GDALRaster Processing

nearblack

What is nearblack?

nearblack walks the edge of a raster inward and replaces pixels that are "nearly" black (or nearly white) with exact black, white, or NoData. This is the standard preprocessing step on scanned or JPEG-compressed aerial imagery where the edge collar contains lossy-compressed near-black pixels that would otherwise blend unevenly during mosaicking. After running nearblack, the collar is a clean uniform value that downstream cutlines and alpha masks can treat as transparent.

Shell
nearblack [options] [-o <outfile>] [-of <format>] <infile>

Commonly used options:

  • -o <outfile> — output file (otherwise modifies input in place)
  • -of <format> — output driver
  • -white — process near-white collar (default is near-black)
  • -near <distance> — tolerance for "nearly black/white" in source pixel units (default 15)
  • -nb <count> — number of consecutive non-near pixels required to stop eroding (default 2)
  • -setalpha — add an alpha band with 0 where the collar is
  • -setmask — add a mask band instead of an alpha band
  • -color <R,G,B[,A...]> — treat this colour as the collar target (repeatable)
  • -co <NAME>=<VALUE> — creation options

When would you use nearblack?

Use nearblack on any RGB imagery that has a collar of near-black or near-white edge pixels, typically from JPEG compression bleeding, scanning, or legacy orthomosaic mosaicking. Typical jobs: cleaning up a scanned historical aerial image so its black collar becomes transparent (nearblack -near 20 -setalpha -o cleaned.tif scanned.tif), removing the near-white collar from a snow-masked satellite scene before mosaicking, or preparing a batch of aerial tiles for a seamless mosaic with gdal_merge.py -n 0.

The two tuning knobs that matter are -near (how close to black counts as collar) and -nb (how many non-collar pixels stop the erosion). Generous -near values clean more aggressively but risk eating into legitimate dark areas; conservative -near leaves residual collar. Add -setalpha to produce an alpha band that downstream mosaickers and web-map tilers can treat as transparency.

FAQs

How do I pick a good -near value?

Start at the default (15) and inspect the result. JPEG-compressed imagery often needs 20–30. Heavily compressed scans may need 40 or more. Too high and dark foreground (water, shadow, dense forest) starts disappearing. Always QA a few tiles visually before running across a batch.

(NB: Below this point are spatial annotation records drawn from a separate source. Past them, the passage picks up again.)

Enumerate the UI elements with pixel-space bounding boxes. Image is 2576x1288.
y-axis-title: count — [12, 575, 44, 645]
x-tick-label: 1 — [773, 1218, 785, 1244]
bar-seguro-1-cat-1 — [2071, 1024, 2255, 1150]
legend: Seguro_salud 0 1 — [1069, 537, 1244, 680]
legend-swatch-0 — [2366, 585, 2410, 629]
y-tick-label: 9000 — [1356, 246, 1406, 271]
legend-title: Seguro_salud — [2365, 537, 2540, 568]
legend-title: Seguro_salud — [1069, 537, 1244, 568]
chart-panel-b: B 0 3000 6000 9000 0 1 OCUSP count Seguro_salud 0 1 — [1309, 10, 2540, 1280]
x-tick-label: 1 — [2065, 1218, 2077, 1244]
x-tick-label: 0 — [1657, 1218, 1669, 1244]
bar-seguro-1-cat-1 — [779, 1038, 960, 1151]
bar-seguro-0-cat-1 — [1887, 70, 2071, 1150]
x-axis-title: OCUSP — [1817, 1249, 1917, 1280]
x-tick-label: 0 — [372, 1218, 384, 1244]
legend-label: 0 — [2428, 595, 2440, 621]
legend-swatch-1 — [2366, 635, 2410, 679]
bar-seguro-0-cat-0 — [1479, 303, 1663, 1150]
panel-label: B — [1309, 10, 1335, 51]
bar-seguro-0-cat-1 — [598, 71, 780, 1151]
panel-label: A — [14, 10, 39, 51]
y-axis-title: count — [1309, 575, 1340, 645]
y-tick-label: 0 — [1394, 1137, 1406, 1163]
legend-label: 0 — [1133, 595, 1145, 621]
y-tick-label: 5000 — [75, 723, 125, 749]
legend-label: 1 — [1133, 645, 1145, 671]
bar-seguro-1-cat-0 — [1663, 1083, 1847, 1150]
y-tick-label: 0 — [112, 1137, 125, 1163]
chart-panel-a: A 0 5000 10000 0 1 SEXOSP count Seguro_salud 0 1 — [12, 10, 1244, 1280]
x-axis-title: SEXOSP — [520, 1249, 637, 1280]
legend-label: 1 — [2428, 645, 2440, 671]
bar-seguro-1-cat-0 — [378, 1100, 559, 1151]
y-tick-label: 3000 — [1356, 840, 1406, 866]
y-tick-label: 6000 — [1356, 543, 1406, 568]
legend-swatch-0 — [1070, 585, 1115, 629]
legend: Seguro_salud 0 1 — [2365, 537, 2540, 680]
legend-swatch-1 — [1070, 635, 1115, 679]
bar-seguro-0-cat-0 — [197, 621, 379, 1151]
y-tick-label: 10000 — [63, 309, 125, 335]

Why did nearblack erode into my image?

-near was too aggressive, or the image has legitimately dark regions touching the collar. Reduce -near, or use -nb to require more consecutive non-collar pixels before the erosion stops (e.g. -nb 5). If collar removal still misbehaves, consider masking the collar with a vector cutline and gdalwarp -cutline instead.

How does nearblack relate to -alpha in gdalwarp?

They solve different pieces of the problem. nearblack -setalpha produces a well-defined alpha band keyed to collar pixels. gdalwarp -dstalpha creates an alpha band from NoData transparency during reprojection. Together, nearblack is typically run first to normalise edges, then gdalwarp carries the resulting alpha through downstream resampling.

Can nearblack process multispectral imagery?

Yes, but it assumes RGB semantics. Pixels "near black" means all three bands near zero. On multispectral data with four or more bands, only the first three are considered unless you set -color. For single-band masking, gdal_calc.py with a threshold is usually cleaner.